My dad was a quintessential leader. He modeled that for me in who he was and what he was. His character was exemplary and there was never any wavering in his commitment to doing what was right, no matter the cost, doing what was fair, no matter what everyone else was doing, and serving everyone as he was able, no matter who it was.

My dad was genuine. There were no double standards with him. He didn’t have different personas depending on where he was or who he was with. He taught me about being consistent, being authentic, being honest, being full of integrity, and showing everyone respect, even if you didn’t necessarily like them and even if you didn’t agree with them.

Daddy showed me what humility looks like in action. My dad was a very intelligent man, a deep thinker, and he held a lot of top-level positions during both of his careers as a physical therapist and a veterinarian. But Daddy never talked about it and we always lived below our means, in normal houses, in normal neighborhoods, going to public schools.
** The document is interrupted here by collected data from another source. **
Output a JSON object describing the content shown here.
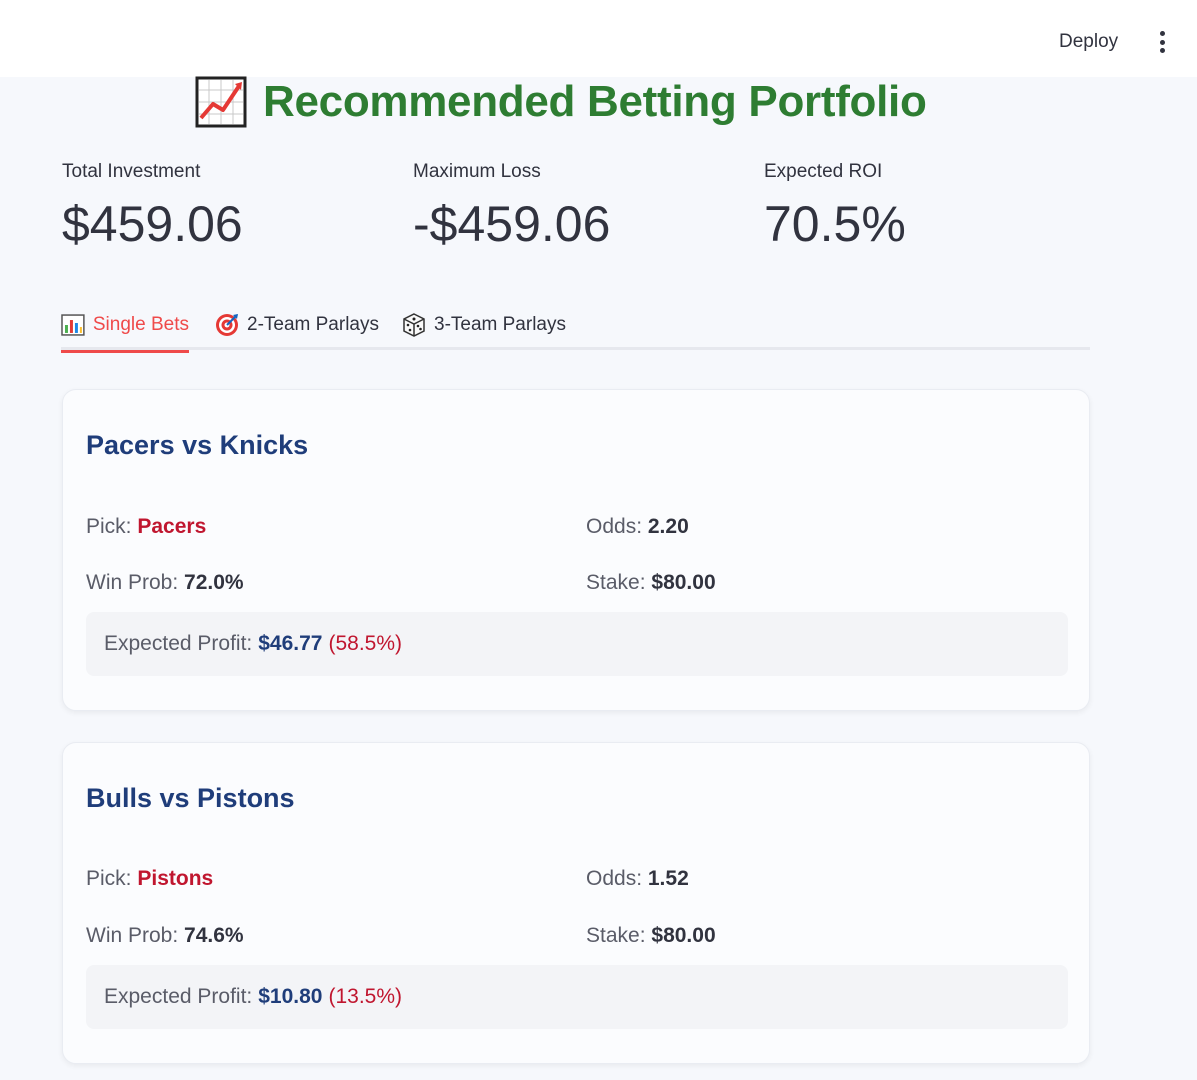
{
  "header": {
    "deploy_label": "Deploy"
  },
  "page": {
    "title": "Recommended Betting Portfolio"
  },
  "metrics": [
    {
      "label": "Total Investment",
      "value": "$459.06"
    },
    {
      "label": "Maximum Loss",
      "value": "-$459.06"
    },
    {
      "label": "Expected ROI",
      "value": "70.5%"
    }
  ],
  "tabs": [
    {
      "label": "Single Bets",
      "icon": "bar-chart-icon",
      "active": true
    },
    {
      "label": "2-Team Parlays",
      "icon": "target-icon",
      "active": false
    },
    {
      "label": "3-Team Parlays",
      "icon": "dice-icon",
      "active": false
    }
  ],
  "labels": {
    "pick": "Pick:",
    "odds": "Odds:",
    "win_prob": "Win Prob:",
    "stake": "Stake:",
    "expected_profit": "Expected Profit:"
  },
  "bets": [
    {
      "matchup": "Pacers vs Knicks",
      "pick": "Pacers",
      "odds": "2.20",
      "win_prob": "72.0%",
      "stake": "$80.00",
      "expected_profit": "$46.77",
      "expected_profit_pct": "(58.5%)"
    },
    {
      "matchup": "Bulls vs Pistons",
      "pick": "Pistons",
      "odds": "1.52",
      "win_prob": "74.6%",
      "stake": "$80.00",
      "expected_profit": "$10.80",
      "expected_profit_pct": "(13.5%)"
    }
  ],
  "colors": {
    "title_green": "#2e7d32",
    "active_tab_red": "#ef4a4a",
    "card_title_blue": "#1f3d7a",
    "pick_red": "#c0162f"
  }
}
It was the right thing to do because it kept us kids grounded. From the time we were old enough, we were given chores to do. All of us were expected to help with every aspect of planting, harvesting, and preserving the produce from our large summer gardens. When we were old enough, we got summer jobs doing farm work, starting in late April and running sometimes through the end of October. The rest of the year, we were expected to concentrate on our school work, going above and beyond to excel, even though we all played sports from middle school on.
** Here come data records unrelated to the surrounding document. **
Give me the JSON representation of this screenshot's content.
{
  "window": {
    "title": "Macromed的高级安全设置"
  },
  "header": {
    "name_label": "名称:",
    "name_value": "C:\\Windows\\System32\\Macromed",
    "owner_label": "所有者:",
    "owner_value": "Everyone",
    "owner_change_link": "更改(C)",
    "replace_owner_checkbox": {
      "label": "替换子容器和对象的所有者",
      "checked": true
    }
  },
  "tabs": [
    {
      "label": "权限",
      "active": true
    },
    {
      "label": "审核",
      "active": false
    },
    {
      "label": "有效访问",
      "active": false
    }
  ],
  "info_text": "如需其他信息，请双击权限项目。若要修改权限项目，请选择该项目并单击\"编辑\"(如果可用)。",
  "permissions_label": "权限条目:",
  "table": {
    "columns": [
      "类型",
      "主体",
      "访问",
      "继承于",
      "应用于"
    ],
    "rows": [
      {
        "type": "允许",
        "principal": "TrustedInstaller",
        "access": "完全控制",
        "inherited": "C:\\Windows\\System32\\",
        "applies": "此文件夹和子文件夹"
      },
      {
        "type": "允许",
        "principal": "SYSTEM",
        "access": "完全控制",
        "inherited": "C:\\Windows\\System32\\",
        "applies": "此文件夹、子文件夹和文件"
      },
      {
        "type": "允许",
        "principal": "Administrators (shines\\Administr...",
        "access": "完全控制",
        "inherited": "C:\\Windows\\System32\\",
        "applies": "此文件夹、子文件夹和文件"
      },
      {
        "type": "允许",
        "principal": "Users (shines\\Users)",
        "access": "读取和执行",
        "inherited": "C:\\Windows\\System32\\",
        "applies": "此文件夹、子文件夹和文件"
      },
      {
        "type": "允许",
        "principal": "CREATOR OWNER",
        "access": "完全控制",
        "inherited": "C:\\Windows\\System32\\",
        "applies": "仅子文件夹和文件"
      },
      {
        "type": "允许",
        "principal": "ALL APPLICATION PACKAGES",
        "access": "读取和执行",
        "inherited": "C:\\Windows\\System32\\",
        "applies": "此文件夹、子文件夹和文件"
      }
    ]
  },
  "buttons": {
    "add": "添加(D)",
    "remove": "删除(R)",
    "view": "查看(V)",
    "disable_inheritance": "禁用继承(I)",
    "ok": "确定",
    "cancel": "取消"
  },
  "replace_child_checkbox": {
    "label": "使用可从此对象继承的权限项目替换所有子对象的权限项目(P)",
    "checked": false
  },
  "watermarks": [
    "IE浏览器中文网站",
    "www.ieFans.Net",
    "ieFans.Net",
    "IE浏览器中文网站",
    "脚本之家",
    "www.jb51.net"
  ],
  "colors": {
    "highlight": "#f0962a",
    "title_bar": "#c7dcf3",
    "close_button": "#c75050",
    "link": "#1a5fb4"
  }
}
The work ethic that Dad and Mom both gave us was strong and all three of us work hard and have never shied away from labor-intensive effort and long, grueling hours, if that is what is required.

My dad also taught me about consistency and being trustworthy. While it may sound passe, Daddy truly was the rock in our family. I could always count on him. We could always count on him.

I always knew, no matter how bad things were, that Daddy would be calm and wouldn’t fall apart. And no matter what kind of trouble or messes I got into as a kid, I knew I could go to Daddy and talk with him without being afraid of his response. It didn’t mean there were not consequences, but Daddy was, first and foremost, merciful and compassionate.

Two other things, which are interrelated, that my dad taught me were the value of a good name and respect for our family name. He taught me that everything I did or said reflected on our name, and that I should always think first and do or say later to make sure that I didn’t bring dishonor on our name or our family.

What Daddy was really teaching me was self-control by learning to keep close tabs on what was going on inside, to think deeply about it, and discern whether it was right – and then go forward – or whether it was wrong – and then turn around or go in a different direction.

And, frankly, I don’t believe a lot of people have been taught to critically think about everything, analyze everything against a right and good standard, and then endeavor to always try to do the right thing.

It’s a shame that this is missing from many lives because it has guided me – although I’ve got more than my share of mistakes, errors, and failures along the way – in the big picture of my life and it’s saved me from making even more mistakes, making even more errors, and failing even more times than I already have.

But, overarching all of these things, my dad taught me what love looks like in action. It’s not flashy or gushy, but it’s unconditional, never-ending, and always at the heart of who a person is. It’s kind. It’s patient. It’s gentle. It’s forebearing. It’s forgiving. It’s always showing up and being present. It doesn’t fail.

daddy-1993There hasn’t been a Father’s Day in the almost 20 years since my dad died that I haven’t wished I could tell him, “Thank you, Daddy,” one more time. That I could tell him again how much I love him. That I could hug him and just rest my head on his shoulder and know everything is going to be all right.

But with each passing Father’s Day, I also see more and more of the quintessential leadership legacy my dad passed on to me and my responsibility to not only live it, but to pass it on to others as I am able.

Happy Father’s Day, Daddy. I love you and I miss you. I can’t wait to see you again.